En réalité, lorsque Donald Trump prend une décision de politique étrangère, il fait toujours preuve de cohérence : il prend en compte ce que pensent et souhaitent ses électeurs au détriment de l’intérêt national à long terme. Il joue en permanence une stratégie de la tension, estimant que cela va conduire les autres nations à se ranger derrière la barrière américaine, et éventuellement intensifier leurs achats d’armements aux États-Unis.
Leur poids, leur rôle historique, leur puissance ont conduit les Américains à ne jamais hésiter à avoir une politique unilatéraliste, le multilatéralisme étant plutôt une option. Mais jamais un président américain n’aura poussé le curseur aussi loin. Washington a toujours eu une conception de l’alliance atlantique comme devant être menée sous son leadership. Mais jamais aucun président américain n’a traité ses alliés avec aussi peu de considérations. Pour Trump, il n’y a pas de partenaires, il n’y a que des vassaux qui doivent s’aligner docilement derrière Washington.

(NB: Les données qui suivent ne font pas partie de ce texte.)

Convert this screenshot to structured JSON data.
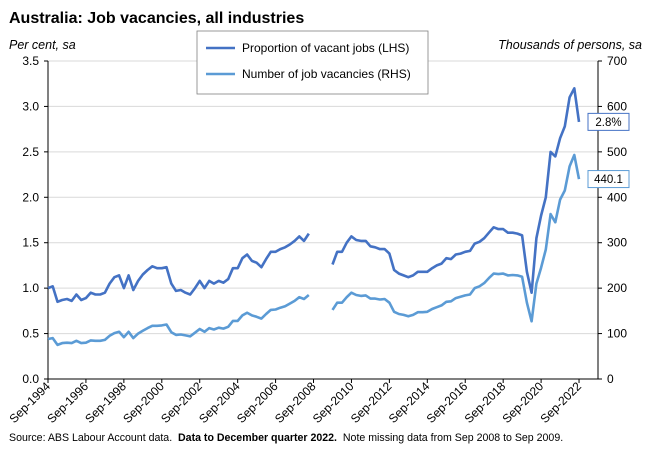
{
  "chart_data": {
    "type": "line",
    "title": "Australia: Job vacancies, all industries",
    "ylabel_left": "Per cent, sa",
    "ylabel_right": "Thousands of persons, sa",
    "ylim_left": [
      0,
      3.5
    ],
    "ylim_right": [
      0,
      700
    ],
    "yticks_left": [
      "0.0",
      "0.5",
      "1.0",
      "1.5",
      "2.0",
      "2.5",
      "3.0",
      "3.5"
    ],
    "yticks_right": [
      "0",
      "100",
      "200",
      "300",
      "400",
      "500",
      "600",
      "700"
    ],
    "x_start": "1994.75",
    "x_end": "2023.75",
    "xticks": [
      {
        "label": "Sep-1994",
        "x": 1994.75
      },
      {
        "label": "Sep-1996",
        "x": 1996.75
      },
      {
        "label": "Sep-1998",
        "x": 1998.75
      },
      {
        "label": "Sep-2000",
        "x": 2000.75
      },
      {
        "label": "Sep-2002",
        "x": 2002.75
      },
      {
        "label": "Sep-2004",
        "x": 2004.75
      },
      {
        "label": "Sep-2006",
        "x": 2006.75
      },
      {
        "label": "Sep-2008",
        "x": 2008.75
      },
      {
        "label": "Sep-2010",
        "x": 2010.75
      },
      {
        "label": "Sep-2012",
        "x": 2012.75
      },
      {
        "label": "Sep-2014",
        "x": 2014.75
      },
      {
        "label": "Sep-2016",
        "x": 2016.75
      },
      {
        "label": "Sep-2018",
        "x": 2018.75
      },
      {
        "label": "Sep-2020",
        "x": 2020.75
      },
      {
        "label": "Sep-2022",
        "x": 2022.75
      }
    ],
    "grid": "horizontal",
    "legend_position": "top-center",
    "series": [
      {
        "name": "Proportion of vacant jobs (LHS)",
        "axis": "left",
        "color": "#4472C4",
        "segments": [
          [
            [
              1994.75,
              1.0
            ],
            [
              1995.0,
              1.02
            ],
            [
              1995.25,
              0.85
            ],
            [
              1995.5,
              0.87
            ],
            [
              1995.75,
              0.88
            ],
            [
              1996.0,
              0.86
            ],
            [
              1996.25,
              0.93
            ],
            [
              1996.5,
              0.87
            ],
            [
              1996.75,
              0.89
            ],
            [
              1997.0,
              0.95
            ],
            [
              1997.25,
              0.93
            ],
            [
              1997.5,
              0.93
            ],
            [
              1997.75,
              0.95
            ],
            [
              1998.0,
              1.05
            ],
            [
              1998.25,
              1.12
            ],
            [
              1998.5,
              1.14
            ],
            [
              1998.75,
              1.0
            ],
            [
              1999.0,
              1.14
            ],
            [
              1999.25,
              0.98
            ],
            [
              1999.5,
              1.08
            ],
            [
              1999.75,
              1.15
            ],
            [
              2000.0,
              1.2
            ],
            [
              2000.25,
              1.24
            ],
            [
              2000.5,
              1.22
            ],
            [
              2000.75,
              1.22
            ],
            [
              2001.0,
              1.23
            ],
            [
              2001.25,
              1.05
            ],
            [
              2001.5,
              0.97
            ],
            [
              2001.75,
              0.98
            ],
            [
              2002.0,
              0.95
            ],
            [
              2002.25,
              0.93
            ],
            [
              2002.5,
              1.0
            ],
            [
              2002.75,
              1.08
            ],
            [
              2003.0,
              1.0
            ],
            [
              2003.25,
              1.08
            ],
            [
              2003.5,
              1.05
            ],
            [
              2003.75,
              1.08
            ],
            [
              2004.0,
              1.06
            ],
            [
              2004.25,
              1.1
            ],
            [
              2004.5,
              1.22
            ],
            [
              2004.75,
              1.22
            ],
            [
              2005.0,
              1.33
            ],
            [
              2005.25,
              1.37
            ],
            [
              2005.5,
              1.3
            ],
            [
              2005.75,
              1.28
            ],
            [
              2006.0,
              1.23
            ],
            [
              2006.25,
              1.32
            ],
            [
              2006.5,
              1.4
            ],
            [
              2006.75,
              1.4
            ],
            [
              2007.0,
              1.43
            ],
            [
              2007.25,
              1.45
            ],
            [
              2007.5,
              1.48
            ],
            [
              2007.75,
              1.52
            ],
            [
              2008.0,
              1.57
            ],
            [
              2008.25,
              1.52
            ],
            [
              2008.5,
              1.6
            ]
          ],
          [
            [
              2009.75,
              1.26
            ],
            [
              2010.0,
              1.4
            ],
            [
              2010.25,
              1.4
            ],
            [
              2010.5,
              1.5
            ],
            [
              2010.75,
              1.57
            ],
            [
              2011.0,
              1.53
            ],
            [
              2011.25,
              1.52
            ],
            [
              2011.5,
              1.52
            ],
            [
              2011.75,
              1.46
            ],
            [
              2012.0,
              1.45
            ],
            [
              2012.25,
              1.43
            ],
            [
              2012.5,
              1.43
            ],
            [
              2012.75,
              1.38
            ],
            [
              2013.0,
              1.2
            ],
            [
              2013.25,
              1.16
            ],
            [
              2013.5,
              1.14
            ],
            [
              2013.75,
              1.12
            ],
            [
              2014.0,
              1.14
            ],
            [
              2014.25,
              1.18
            ],
            [
              2014.5,
              1.18
            ],
            [
              2014.75,
              1.18
            ],
            [
              2015.0,
              1.22
            ],
            [
              2015.25,
              1.25
            ],
            [
              2015.5,
              1.27
            ],
            [
              2015.75,
              1.33
            ],
            [
              2016.0,
              1.32
            ],
            [
              2016.25,
              1.37
            ],
            [
              2016.5,
              1.38
            ],
            [
              2016.75,
              1.4
            ],
            [
              2017.0,
              1.41
            ],
            [
              2017.25,
              1.49
            ],
            [
              2017.5,
              1.51
            ],
            [
              2017.75,
              1.55
            ],
            [
              2018.0,
              1.61
            ],
            [
              2018.25,
              1.67
            ],
            [
              2018.5,
              1.65
            ],
            [
              2018.75,
              1.65
            ],
            [
              2019.0,
              1.61
            ],
            [
              2019.25,
              1.61
            ],
            [
              2019.5,
              1.6
            ],
            [
              2019.75,
              1.58
            ],
            [
              2020.0,
              1.18
            ],
            [
              2020.25,
              0.95
            ],
            [
              2020.5,
              1.55
            ],
            [
              2020.75,
              1.8
            ],
            [
              2021.0,
              2.0
            ],
            [
              2021.25,
              2.5
            ],
            [
              2021.5,
              2.45
            ],
            [
              2021.75,
              2.65
            ],
            [
              2022.0,
              2.78
            ],
            [
              2022.25,
              3.1
            ],
            [
              2022.5,
              3.2
            ],
            [
              2022.75,
              2.83
            ]
          ]
        ]
      },
      {
        "name": "Number of job vacancies (RHS)",
        "axis": "right",
        "color": "#5B9BD5",
        "segments": [
          [
            [
              1994.75,
              88
            ],
            [
              1995.0,
              90
            ],
            [
              1995.25,
              75
            ],
            [
              1995.5,
              79
            ],
            [
              1995.75,
              80
            ],
            [
              1996.0,
              79
            ],
            [
              1996.25,
              84
            ],
            [
              1996.5,
              79
            ],
            [
              1996.75,
              80
            ],
            [
              1997.0,
              85
            ],
            [
              1997.25,
              84
            ],
            [
              1997.5,
              84
            ],
            [
              1997.75,
              86
            ],
            [
              1998.0,
              95
            ],
            [
              1998.25,
              101
            ],
            [
              1998.5,
              104
            ],
            [
              1998.75,
              92
            ],
            [
              1999.0,
              104
            ],
            [
              1999.25,
              90
            ],
            [
              1999.5,
              100
            ],
            [
              1999.75,
              106
            ],
            [
              2000.0,
              112
            ],
            [
              2000.25,
              117
            ],
            [
              2000.5,
              117
            ],
            [
              2000.75,
              118
            ],
            [
              2001.0,
              120
            ],
            [
              2001.25,
              103
            ],
            [
              2001.5,
              97
            ],
            [
              2001.75,
              98
            ],
            [
              2002.0,
              96
            ],
            [
              2002.25,
              94
            ],
            [
              2002.5,
              102
            ],
            [
              2002.75,
              110
            ],
            [
              2003.0,
              104
            ],
            [
              2003.25,
              112
            ],
            [
              2003.5,
              109
            ],
            [
              2003.75,
              113
            ],
            [
              2004.0,
              111
            ],
            [
              2004.25,
              115
            ],
            [
              2004.5,
              128
            ],
            [
              2004.75,
              128
            ],
            [
              2005.0,
              140
            ],
            [
              2005.25,
              146
            ],
            [
              2005.5,
              140
            ],
            [
              2005.75,
              137
            ],
            [
              2006.0,
              133
            ],
            [
              2006.25,
              143
            ],
            [
              2006.5,
              152
            ],
            [
              2006.75,
              153
            ],
            [
              2007.0,
              157
            ],
            [
              2007.25,
              160
            ],
            [
              2007.5,
              166
            ],
            [
              2007.75,
              172
            ],
            [
              2008.0,
              180
            ],
            [
              2008.25,
              176
            ],
            [
              2008.5,
              185
            ]
          ],
          [
            [
              2009.75,
              152
            ],
            [
              2010.0,
              168
            ],
            [
              2010.25,
              168
            ],
            [
              2010.5,
              180
            ],
            [
              2010.75,
              190
            ],
            [
              2011.0,
              185
            ],
            [
              2011.25,
              183
            ],
            [
              2011.5,
              184
            ],
            [
              2011.75,
              177
            ],
            [
              2012.0,
              177
            ],
            [
              2012.25,
              175
            ],
            [
              2012.5,
              176
            ],
            [
              2012.75,
              168
            ],
            [
              2013.0,
              148
            ],
            [
              2013.25,
              143
            ],
            [
              2013.5,
              141
            ],
            [
              2013.75,
              138
            ],
            [
              2014.0,
              141
            ],
            [
              2014.25,
              147
            ],
            [
              2014.5,
              147
            ],
            [
              2014.75,
              148
            ],
            [
              2015.0,
              154
            ],
            [
              2015.25,
              158
            ],
            [
              2015.5,
              162
            ],
            [
              2015.75,
              170
            ],
            [
              2016.0,
              171
            ],
            [
              2016.25,
              178
            ],
            [
              2016.5,
              181
            ],
            [
              2016.75,
              184
            ],
            [
              2017.0,
              186
            ],
            [
              2017.25,
              200
            ],
            [
              2017.5,
              204
            ],
            [
              2017.75,
              211
            ],
            [
              2018.0,
              222
            ],
            [
              2018.25,
              232
            ],
            [
              2018.5,
              231
            ],
            [
              2018.75,
              232
            ],
            [
              2019.0,
              228
            ],
            [
              2019.25,
              229
            ],
            [
              2019.5,
              228
            ],
            [
              2019.75,
              225
            ],
            [
              2020.0,
              168
            ],
            [
              2020.25,
              127
            ],
            [
              2020.5,
              210
            ],
            [
              2020.75,
              245
            ],
            [
              2021.0,
              285
            ],
            [
              2021.25,
              363
            ],
            [
              2021.5,
              345
            ],
            [
              2021.75,
              395
            ],
            [
              2022.0,
              415
            ],
            [
              2022.25,
              468
            ],
            [
              2022.5,
              493
            ],
            [
              2022.75,
              440
            ]
          ]
        ]
      }
    ],
    "annotations": [
      {
        "text": "2.8%",
        "series": 0,
        "x": 2022.75,
        "y": 2.83
      },
      {
        "text": "440.1",
        "series": 1,
        "x": 2022.75,
        "y": 440.1
      }
    ]
  },
  "source": {
    "prefix": "Source: ABS Labour Account data.",
    "bold": "Data to December quarter 2022.",
    "suffix": "Note missing data from Sep 2008 to Sep 2009."
  }
}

La façon dont il gère le dossier iranien est encore plus grave que celle dont fit preuve George W. Bush dans le dossier irakien. Au moins celui-ci avait tenté de convaincre ses partenaires et essayé de trouver une solution au sein de l’ONU, faisant même revenir son pays à l’UNESCO pour montrer qu’il n’ignorait pas totalement le multilatéral. Trump ne s’embarrasse de rien de cela. Il décide seul, en fonction de calculs partisans, les autres nations doivent suivre sans discuter.
George W. Bush avait été suivi par des pays européens, notamment le Royaume-Uni, l’Espagne, l’Italie et tous les pays de l’Est. Aujourd’hui, le président américain est bien plus isolé puisqu’il y a un front commun Londres-Paris-Berlin estimant qu’il fait gravement fausse route. Sans doute la République tchèque et les pays baltes, voire quelques autres, vont comme d’habitude le suivre docilement. Mais au niveau mondial, Trump est encore plus isolé que ne l’était George W. Bush en 2003. Pourtant, il est aujourd’hui devenu évident que le monde unipolaire était une illusion.

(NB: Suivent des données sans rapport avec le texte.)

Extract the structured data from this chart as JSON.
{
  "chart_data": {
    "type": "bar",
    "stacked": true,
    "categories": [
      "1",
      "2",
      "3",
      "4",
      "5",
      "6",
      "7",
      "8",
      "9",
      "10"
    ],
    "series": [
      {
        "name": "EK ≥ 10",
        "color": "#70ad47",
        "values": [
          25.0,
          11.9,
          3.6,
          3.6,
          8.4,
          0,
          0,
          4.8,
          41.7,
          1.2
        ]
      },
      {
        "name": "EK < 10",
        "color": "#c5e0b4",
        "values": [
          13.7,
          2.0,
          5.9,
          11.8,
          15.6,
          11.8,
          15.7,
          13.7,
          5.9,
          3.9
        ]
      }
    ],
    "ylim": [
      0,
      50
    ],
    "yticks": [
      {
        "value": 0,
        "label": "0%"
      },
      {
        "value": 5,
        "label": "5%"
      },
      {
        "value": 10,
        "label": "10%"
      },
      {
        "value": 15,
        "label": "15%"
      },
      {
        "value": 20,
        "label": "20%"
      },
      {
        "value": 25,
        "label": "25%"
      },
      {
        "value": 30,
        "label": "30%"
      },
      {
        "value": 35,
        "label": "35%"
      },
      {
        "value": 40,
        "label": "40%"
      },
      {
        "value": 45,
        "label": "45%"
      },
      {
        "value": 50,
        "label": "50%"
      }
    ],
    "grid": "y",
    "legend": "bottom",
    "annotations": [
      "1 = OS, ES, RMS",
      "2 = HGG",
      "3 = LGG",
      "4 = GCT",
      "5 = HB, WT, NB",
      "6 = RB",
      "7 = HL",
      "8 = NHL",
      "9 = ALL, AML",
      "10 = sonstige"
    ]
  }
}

La volonté de Trump d’interdire aux autres signataires de l’accord sur le nucléaire iranien et à tout autre pays de continuer à avoir des relations commerciales avec l’Iran est une mise en cause fondamentale de leur souveraineté. Paris, Londres et Berlin sont mis au défi : soit ils résistent et ne tiennent pas compte des menaces de Washington, il y aura alors la plus grave crise que l’Alliance atlantique n’ait jamais connu ; soit ils appliquent les consignes de la Maison-Blanche et perdent en crédibilité et souveraineté.
C’est une occasion unique de montrer que l’Europe peut prendre en main son destin. Les États-Unis, qui ont été son protecteur pendant la Guerre froide, apparaissent aujourd’hui plus comme une source de danger en termes de sécurité, que de stabilité. Ils rassuraient face à l’URSS, désormais ils font peur. L’Alliance atlantique était une protection, Trump veut en faire une servitude. Nous parlons souvent de valeurs communes des pays occidentaux. Mais le multilatéralisme, qui est une valeur fondamentale dans un monde globalisé, nous sépare en fait. Trump montre une volonté hégémonique et punitive à l’égard de ceux qui sont en désaccord et dépasse ainsi de loin toutes les démarches impériales de ses prédécesseurs.

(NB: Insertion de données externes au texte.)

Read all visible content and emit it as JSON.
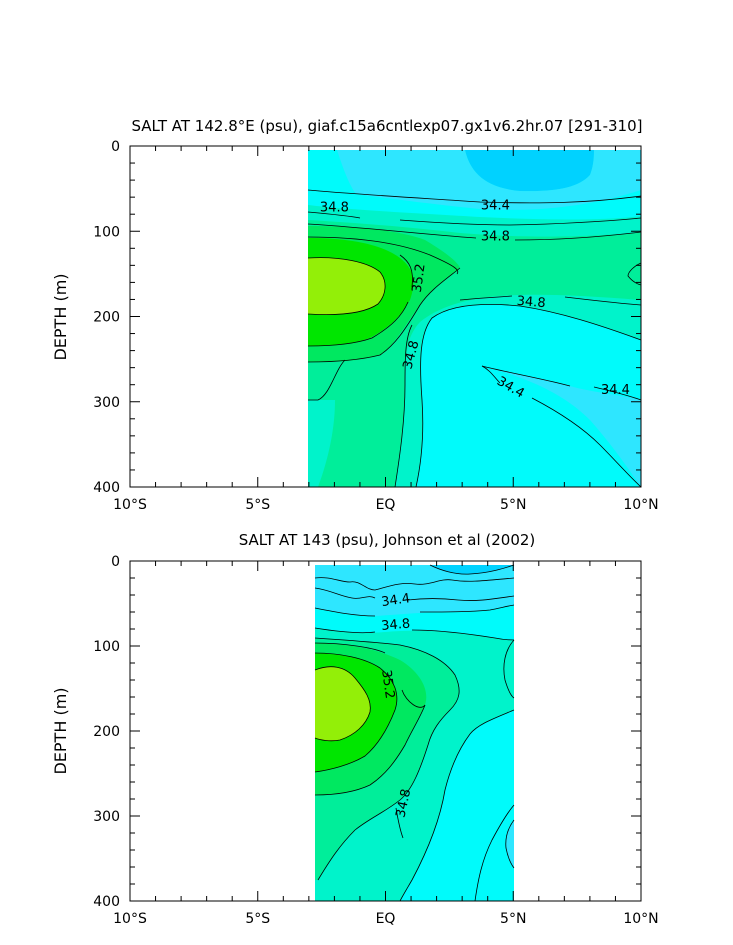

La France, en s’opposant à la guerre d’Irak en 2003, avait permis non pas de l’éviter, mais de préserver une biodiversité stratégique : le monde occidental n’était pas un bloc uni en se dressant face à une force sans loi, face au recours à la guerre comme moyen de résoudre les problèmes politiques, face à la brutalité aveugle. Elle avait obtenu un surcroît de prestige et une popularité internationale impressionnante. Emmanuel Macron, qui s’est maintes fois réclamé du gaullo-mitterrandisme, a aujourd’hui une occasion de marquer l’histoire.